Egypt Independent

Egyptian convoy activists stage sit-in at border crossing



Hundreds of Egyptian activists staged an overnight sit in on the Rafah border crossing awaiting entry into Gaza, in an attempt to break the siege.



The convoy consists of around 350 Egyptian activists, including members of the Muslim Brotherhood, Kefaya, as well as a number of leftist groups. 

Besides expressing solidarity with the besieged people of Gaza, activists also carried food items for them. The Egyptian group arrived in a number of busses and micro-bussess from Cairo in the morning of 11 June, the last of which arrived to the Rafah border crossing by 5 pm.  This left little time for the group to negotiate with both the Egyptian and Hamas authorities to be granted entry, since the border closed at 7 pm; hence, the delay in the group’s entry. The Egyptian security told activists on board that the border authorities were not free to process their crossing. 

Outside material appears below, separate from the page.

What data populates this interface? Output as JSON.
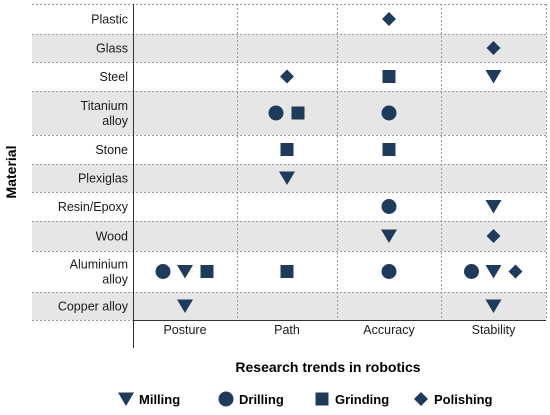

According to Zeinab Abul-Magd, a professor of history who is taking part in the convoy, they are awaiting to be granted entry into Gaza by 11 am on 12 June. Abul-Magd, alongside a group of women activists, spent the night in a mosque in Rafah. She said that they decided to spend the night in the mosque fearing that if they go to a hotel in the nearby city of el-Arish, the Egyptian security, who are heavily present in the area at the moment won’t let them pass through in the morning.

The organizers decided to stage the sit in, Abul-Magd added, in order to pressure the Egyptian security to let everyone into Gaza by the morning. The Egyptian border authorities have announced that only those holding valid passports are to be allowed into Gaza–an issue that angered the organizers, since many of the participants only hold their Egyptian national identification cards. The organizers saw this demand for a passport as an obstruction by the Egyptian authorities.

The convoy’s efforts to break the Gaza siege comes as a test to the recent presidential decree that announced the opening of the Egyptian borders with Gaza in the aftermath of the recent Israeli attacks on the Flotilla.  “If they do grant those holding valid passports entry in the morning, then this would be a success story and the delay would be a mere logistical issue,” added Abul-Magd.